Inventory management and inventory forecasting. Most large retailers have robust systems to keep track of their inventory, and are aware of whenever a product is reaching its ideal reorder point, and able to place that order.
Retailers use inventory forecasting to predict demand by analyzing factors like their inventory turnover rate over a defined period. While this can be effective it’s difficult to form accurate predictions, especially without drilling down deep into every individual variant of every product.
ROI Hunter clients can use the Product Insights feature to find products most likely to become deadstock. This feature integrates product level insights from Facebook, Google Analytics, and Google Shopping, as well as business data exported from your systems, such as stock volume, estimated margin, return rates etc. This data is all combined within the ROI Hunter platform to create a single source of truth, down to the product level.
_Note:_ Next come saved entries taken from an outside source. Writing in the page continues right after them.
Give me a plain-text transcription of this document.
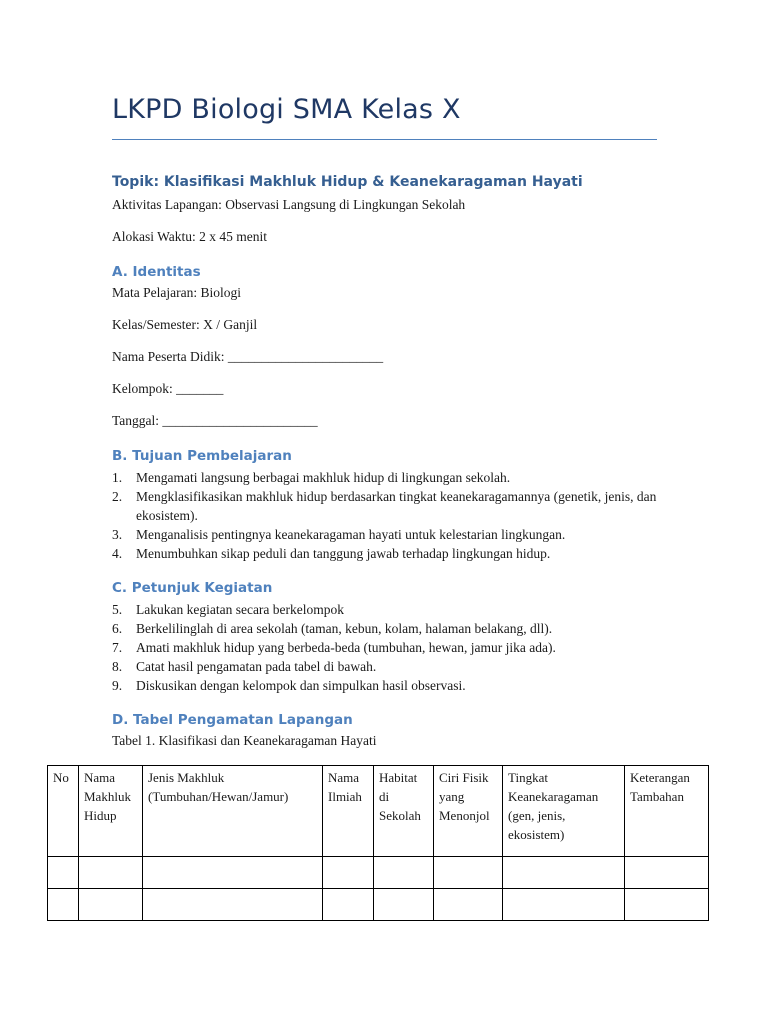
LKPD Biologi SMA Kelas X
Topik: Klasifikasi Makhluk Hidup & Keanekaragaman Hayati
Aktivitas Lapangan: Observasi Langsung di Lingkungan Sekolah
Alokasi Waktu: 2 x 45 menit
A. Identitas
Mata Pelajaran: Biologi
Kelas/Semester: X / Ganjil
Nama Peserta Didik: _______________________
Kelompok: _______
Tanggal: _______________________
B. Tujuan Pembelajaran
1.	Mengamati langsung berbagai makhluk hidup di lingkungan sekolah.
2.	Mengklasifikasikan makhluk hidup berdasarkan tingkat keanekaragamannya (genetik, jenis, dan ekosistem).
3.	Menganalisis pentingnya keanekaragaman hayati untuk kelestarian lingkungan.
4.	Menumbuhkan sikap peduli dan tanggung jawab terhadap lingkungan hidup.
C. Petunjuk Kegiatan
5.	Lakukan kegiatan secara berkelompok
6.	Berkelilinglah di area sekolah (taman, kebun, kolam, halaman belakang, dll).
7.	Amati makhluk hidup yang berbeda-beda (tumbuhan, hewan, jamur jika ada).
8.	Catat hasil pengamatan pada tabel di bawah.
9.	Diskusikan dengan kelompok dan simpulkan hasil observasi.
D. Tabel Pengamatan Lapangan
Tabel 1. Klasifikasi dan Keanekaragaman Hayati
No	Nama Makhluk Hidup	Jenis Makhluk (Tumbuhan/Hewan/Jamur)	Nama Ilmiah	Habitat di Sekolah	Ciri Fisik yang Menonjol	Tingkat Keanekaragaman (gen, jenis, ekosistem)	Keterangan Tambahan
With this data, our clients can filter their catalogue by the actual performance of each item. They can find the items likeliest to become deadstock, according to the performance of the individual product, rather than relying on information on the successor the campaign as a whole. With these problem products identified, marketers can make sure these products will receive enough share in marketing promotions (for instance by using Facebook dynamic ads for a broad audience) and category managers can reduce reorders in time to avoid ending the season with a warehouse full of deadstock.
0 transaction over the past 30 days; > 1 lifetime transaction
Adding the one transaction requirement helps us filter out new products that we don’t want to include in our deadstock measure. With this filter, you can quickly find the products that have gotten no recent sales, and are likely to become deadstock
Product Insights gives marketers visibility into the performance of every product, and this knowledge can be used to boost the profitability of their marketing. The data can also be exported and synchronised with category managers, giving them an understanding of the marketing efforts behind each product, as well as an idea of user trends other than sales. With this knowledge, they can determine if a potential deadstock product is actually just under-promoted.